85年前,這位中國人曾經與諾貝爾獎無限接近,後來給了一位德國人

  今年是鼠年,然而在鼠年伊始的新年時候卻出現了一場來勢洶洶的疫情。無獨有偶,在110年前的清末春天,也有一次鼠疫大流行,也開始於歲末年關之際,而從除夕夜一直到那年4月,當時的哈爾濱也是一座無人敢出行的空城,處於封城和隔離之下。

  因得一位海外知識分子的歸來,使得大疫情在當時的情況下,僅於4個月內即被離奇宣告控制。而且從此以後,中國的疫情防治正式從古代階段走入近代階段。這個人對於中國近代的疫情防治乃至近代醫學發展都有著不可磨滅的影響,還成為中國接近諾貝爾獎的第一人——這位先生叫伍連德,出生於馬來西亞,是個西醫,卻是地地道道的中國人。
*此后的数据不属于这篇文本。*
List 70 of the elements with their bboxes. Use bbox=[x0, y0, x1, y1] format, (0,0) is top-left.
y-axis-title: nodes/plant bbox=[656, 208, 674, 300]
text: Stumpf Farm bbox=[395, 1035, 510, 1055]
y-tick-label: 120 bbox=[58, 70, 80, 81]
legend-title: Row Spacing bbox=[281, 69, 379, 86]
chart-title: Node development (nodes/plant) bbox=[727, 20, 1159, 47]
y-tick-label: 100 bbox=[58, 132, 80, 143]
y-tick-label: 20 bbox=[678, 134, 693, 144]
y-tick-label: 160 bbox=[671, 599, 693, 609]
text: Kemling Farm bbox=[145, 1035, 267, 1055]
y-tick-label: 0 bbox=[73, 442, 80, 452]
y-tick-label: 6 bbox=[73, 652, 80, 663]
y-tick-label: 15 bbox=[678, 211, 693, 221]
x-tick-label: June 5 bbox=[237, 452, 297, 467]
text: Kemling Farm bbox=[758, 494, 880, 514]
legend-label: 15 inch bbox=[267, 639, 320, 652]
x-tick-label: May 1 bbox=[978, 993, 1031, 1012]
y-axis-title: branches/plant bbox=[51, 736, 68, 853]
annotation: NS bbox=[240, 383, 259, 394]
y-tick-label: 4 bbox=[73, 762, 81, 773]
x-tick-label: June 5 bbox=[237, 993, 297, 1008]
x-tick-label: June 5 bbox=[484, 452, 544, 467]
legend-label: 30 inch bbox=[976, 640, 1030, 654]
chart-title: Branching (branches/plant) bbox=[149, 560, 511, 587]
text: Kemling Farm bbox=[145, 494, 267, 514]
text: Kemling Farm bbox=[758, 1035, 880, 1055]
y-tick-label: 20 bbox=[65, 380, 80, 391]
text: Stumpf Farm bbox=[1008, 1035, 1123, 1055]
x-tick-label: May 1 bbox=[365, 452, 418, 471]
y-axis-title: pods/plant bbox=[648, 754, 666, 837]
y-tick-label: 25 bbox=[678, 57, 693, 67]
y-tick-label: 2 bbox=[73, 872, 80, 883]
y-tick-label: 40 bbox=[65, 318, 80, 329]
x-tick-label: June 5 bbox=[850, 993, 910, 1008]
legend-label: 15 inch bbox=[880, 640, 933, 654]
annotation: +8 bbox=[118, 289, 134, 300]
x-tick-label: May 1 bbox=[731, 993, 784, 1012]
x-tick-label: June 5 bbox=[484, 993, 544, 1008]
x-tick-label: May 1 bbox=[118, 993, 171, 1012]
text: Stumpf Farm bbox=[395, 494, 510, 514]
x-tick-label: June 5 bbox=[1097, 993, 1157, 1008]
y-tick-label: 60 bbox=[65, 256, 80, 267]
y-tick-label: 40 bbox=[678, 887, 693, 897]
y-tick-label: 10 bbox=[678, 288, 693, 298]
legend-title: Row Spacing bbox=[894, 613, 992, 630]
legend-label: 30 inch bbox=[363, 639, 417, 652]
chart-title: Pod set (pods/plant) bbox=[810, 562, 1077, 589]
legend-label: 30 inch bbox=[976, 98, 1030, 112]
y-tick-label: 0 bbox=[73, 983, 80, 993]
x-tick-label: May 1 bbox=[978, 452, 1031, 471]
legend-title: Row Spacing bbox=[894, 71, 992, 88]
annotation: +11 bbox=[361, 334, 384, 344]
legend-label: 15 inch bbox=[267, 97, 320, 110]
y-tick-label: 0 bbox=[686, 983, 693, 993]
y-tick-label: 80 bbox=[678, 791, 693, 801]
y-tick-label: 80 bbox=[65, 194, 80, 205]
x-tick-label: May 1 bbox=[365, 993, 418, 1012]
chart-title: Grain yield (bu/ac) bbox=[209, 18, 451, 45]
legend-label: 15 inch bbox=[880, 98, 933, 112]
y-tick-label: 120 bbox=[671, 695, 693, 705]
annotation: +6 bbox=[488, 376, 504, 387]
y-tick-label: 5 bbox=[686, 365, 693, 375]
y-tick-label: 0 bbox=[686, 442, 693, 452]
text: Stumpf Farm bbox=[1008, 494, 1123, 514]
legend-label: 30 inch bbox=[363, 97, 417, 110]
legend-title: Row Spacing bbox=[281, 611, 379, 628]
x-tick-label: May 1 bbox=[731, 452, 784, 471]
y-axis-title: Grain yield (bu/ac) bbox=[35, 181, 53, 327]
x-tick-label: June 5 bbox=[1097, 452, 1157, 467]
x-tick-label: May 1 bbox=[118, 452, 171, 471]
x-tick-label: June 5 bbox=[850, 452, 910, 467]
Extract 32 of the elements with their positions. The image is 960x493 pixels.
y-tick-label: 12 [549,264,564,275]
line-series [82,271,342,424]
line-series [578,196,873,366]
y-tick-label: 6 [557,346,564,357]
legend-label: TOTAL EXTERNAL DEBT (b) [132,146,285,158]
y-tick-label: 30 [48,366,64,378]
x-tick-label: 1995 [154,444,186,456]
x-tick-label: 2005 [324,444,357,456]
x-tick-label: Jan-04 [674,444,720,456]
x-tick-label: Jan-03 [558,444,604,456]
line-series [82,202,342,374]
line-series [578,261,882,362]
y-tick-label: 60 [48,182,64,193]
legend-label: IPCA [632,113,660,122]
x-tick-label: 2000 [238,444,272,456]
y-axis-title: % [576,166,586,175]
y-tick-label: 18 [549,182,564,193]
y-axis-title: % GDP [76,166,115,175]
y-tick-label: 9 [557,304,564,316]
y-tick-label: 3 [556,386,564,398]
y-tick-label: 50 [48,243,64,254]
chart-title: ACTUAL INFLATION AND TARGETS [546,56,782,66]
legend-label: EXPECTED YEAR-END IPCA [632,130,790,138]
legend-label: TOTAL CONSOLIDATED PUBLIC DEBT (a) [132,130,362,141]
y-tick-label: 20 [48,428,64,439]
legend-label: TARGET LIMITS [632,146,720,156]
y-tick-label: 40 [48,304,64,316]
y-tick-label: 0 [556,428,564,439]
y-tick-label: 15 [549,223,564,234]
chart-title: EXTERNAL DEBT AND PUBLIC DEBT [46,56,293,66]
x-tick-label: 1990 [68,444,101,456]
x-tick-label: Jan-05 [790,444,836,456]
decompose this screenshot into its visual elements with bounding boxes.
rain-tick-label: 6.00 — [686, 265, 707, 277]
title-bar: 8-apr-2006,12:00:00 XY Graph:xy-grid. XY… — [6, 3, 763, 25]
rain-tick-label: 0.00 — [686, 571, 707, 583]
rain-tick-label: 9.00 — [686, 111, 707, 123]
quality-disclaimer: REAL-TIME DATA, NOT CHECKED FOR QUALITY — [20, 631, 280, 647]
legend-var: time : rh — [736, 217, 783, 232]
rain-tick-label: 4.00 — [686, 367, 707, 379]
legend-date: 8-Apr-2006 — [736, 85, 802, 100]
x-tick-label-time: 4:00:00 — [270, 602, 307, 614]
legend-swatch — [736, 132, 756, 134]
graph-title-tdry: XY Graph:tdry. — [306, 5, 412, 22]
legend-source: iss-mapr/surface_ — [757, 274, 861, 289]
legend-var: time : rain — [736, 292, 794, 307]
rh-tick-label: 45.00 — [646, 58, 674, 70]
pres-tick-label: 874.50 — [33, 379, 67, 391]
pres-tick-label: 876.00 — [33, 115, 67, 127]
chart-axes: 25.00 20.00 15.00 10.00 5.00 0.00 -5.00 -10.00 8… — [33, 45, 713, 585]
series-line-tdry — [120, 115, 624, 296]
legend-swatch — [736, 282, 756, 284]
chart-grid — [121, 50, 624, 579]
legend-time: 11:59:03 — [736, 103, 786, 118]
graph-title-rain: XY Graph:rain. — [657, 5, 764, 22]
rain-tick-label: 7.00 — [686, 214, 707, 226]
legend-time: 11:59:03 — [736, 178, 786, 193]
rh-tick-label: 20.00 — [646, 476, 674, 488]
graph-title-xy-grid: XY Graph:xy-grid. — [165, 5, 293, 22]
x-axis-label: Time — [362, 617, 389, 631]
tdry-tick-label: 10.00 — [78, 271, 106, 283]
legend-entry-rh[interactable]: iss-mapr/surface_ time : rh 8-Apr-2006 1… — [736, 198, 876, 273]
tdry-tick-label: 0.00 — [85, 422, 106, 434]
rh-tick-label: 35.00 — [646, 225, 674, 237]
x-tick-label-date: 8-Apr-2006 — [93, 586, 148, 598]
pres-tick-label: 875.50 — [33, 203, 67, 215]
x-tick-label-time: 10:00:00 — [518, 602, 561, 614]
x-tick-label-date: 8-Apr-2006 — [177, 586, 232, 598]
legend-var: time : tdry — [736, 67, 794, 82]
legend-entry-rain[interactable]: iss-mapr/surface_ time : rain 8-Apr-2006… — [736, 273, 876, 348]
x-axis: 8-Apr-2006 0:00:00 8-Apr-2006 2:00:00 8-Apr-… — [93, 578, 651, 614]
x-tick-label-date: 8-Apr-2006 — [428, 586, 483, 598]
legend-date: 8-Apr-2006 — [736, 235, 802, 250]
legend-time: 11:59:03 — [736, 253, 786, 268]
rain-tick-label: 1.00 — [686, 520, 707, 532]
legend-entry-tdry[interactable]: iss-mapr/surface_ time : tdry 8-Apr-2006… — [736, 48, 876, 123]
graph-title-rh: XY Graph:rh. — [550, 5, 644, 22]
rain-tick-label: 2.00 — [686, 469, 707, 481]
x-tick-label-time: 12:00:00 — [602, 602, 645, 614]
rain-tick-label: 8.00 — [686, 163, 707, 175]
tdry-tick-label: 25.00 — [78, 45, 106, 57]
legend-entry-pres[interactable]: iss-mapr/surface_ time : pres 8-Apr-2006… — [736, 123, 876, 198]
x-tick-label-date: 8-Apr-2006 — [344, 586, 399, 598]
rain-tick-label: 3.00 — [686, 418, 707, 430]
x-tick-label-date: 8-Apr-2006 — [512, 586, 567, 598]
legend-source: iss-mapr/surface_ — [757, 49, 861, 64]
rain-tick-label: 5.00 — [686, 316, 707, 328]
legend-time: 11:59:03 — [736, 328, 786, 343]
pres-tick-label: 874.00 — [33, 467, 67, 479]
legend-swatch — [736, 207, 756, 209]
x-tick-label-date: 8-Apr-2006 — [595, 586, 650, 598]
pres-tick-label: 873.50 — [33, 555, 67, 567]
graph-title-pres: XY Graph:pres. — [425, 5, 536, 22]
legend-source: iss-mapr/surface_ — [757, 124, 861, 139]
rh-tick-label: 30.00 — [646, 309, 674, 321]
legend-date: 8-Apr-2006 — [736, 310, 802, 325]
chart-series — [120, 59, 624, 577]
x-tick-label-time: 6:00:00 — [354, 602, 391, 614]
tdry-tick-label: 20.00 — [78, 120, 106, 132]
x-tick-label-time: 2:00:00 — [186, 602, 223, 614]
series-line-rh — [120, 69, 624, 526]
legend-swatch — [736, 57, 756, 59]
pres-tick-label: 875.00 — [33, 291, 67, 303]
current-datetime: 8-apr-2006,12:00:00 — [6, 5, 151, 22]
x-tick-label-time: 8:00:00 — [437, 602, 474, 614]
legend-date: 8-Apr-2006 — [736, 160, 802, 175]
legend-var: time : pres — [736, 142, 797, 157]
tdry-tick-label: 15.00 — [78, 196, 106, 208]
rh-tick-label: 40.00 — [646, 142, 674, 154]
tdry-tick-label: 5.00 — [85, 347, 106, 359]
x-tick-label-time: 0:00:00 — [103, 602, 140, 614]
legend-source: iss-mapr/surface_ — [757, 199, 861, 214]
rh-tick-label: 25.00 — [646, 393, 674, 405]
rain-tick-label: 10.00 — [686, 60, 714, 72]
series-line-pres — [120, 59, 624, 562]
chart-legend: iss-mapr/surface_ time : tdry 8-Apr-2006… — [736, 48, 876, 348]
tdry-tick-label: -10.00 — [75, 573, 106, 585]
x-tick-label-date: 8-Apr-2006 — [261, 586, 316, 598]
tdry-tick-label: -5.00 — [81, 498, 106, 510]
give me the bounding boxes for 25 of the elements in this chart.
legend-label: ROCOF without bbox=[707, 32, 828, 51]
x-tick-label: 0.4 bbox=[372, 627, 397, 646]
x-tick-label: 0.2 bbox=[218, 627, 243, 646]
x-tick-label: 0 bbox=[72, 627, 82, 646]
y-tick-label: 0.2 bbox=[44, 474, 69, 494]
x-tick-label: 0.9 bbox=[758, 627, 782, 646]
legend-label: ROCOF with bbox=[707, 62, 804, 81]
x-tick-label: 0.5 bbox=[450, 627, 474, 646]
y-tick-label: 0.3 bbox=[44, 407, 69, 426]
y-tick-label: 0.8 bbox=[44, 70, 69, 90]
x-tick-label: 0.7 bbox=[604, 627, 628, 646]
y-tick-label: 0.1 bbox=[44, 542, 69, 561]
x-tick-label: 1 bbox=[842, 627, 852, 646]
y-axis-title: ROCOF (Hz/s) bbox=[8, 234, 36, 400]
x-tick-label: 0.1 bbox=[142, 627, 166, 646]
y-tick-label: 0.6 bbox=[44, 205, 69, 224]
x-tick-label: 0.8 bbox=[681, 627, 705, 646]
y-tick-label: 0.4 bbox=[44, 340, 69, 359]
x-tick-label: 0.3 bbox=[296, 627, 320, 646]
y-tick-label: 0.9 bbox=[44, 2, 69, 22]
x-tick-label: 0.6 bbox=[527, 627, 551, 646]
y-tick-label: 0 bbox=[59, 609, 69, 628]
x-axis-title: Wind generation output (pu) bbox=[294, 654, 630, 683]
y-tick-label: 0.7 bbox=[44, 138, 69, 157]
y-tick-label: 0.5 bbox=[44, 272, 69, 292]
85年前,這位中國人曾經與諾貝爾獎無限接近,後來給了一位德國人

  那年春天的哈爾濱和當下的武漢十分相似。11月開始,疫情傳染到當時的東北中心哈爾濱,然後幾乎橫掃東北,總計死亡6萬餘人。這場奪去6萬餘人生命的鼠疫後來被稱作"20世紀世界上最嚴重的一次流行性鼠疫",而伍連德的電報則被視為"人類防治鼠疫的轉折點之一"。他有許多至今仍然採用的防疫舉措,就是在那場東北鼠疫大流行之中開創的。

  他的電報是什麼呢?1910年,辛亥革命爆發的前一年,清政府風雨飄搖,東北地界上有日本人、俄國人,分別盤踞在哈爾濱和奉天;此時的國家經濟政治局勢之混亂比起今日不可同日而語,防治工作關乎著東北人民的生命安全,同時還關乎主權。如果國人防治失利,日本和沙俄很可能會乘虛而入,接管東三省。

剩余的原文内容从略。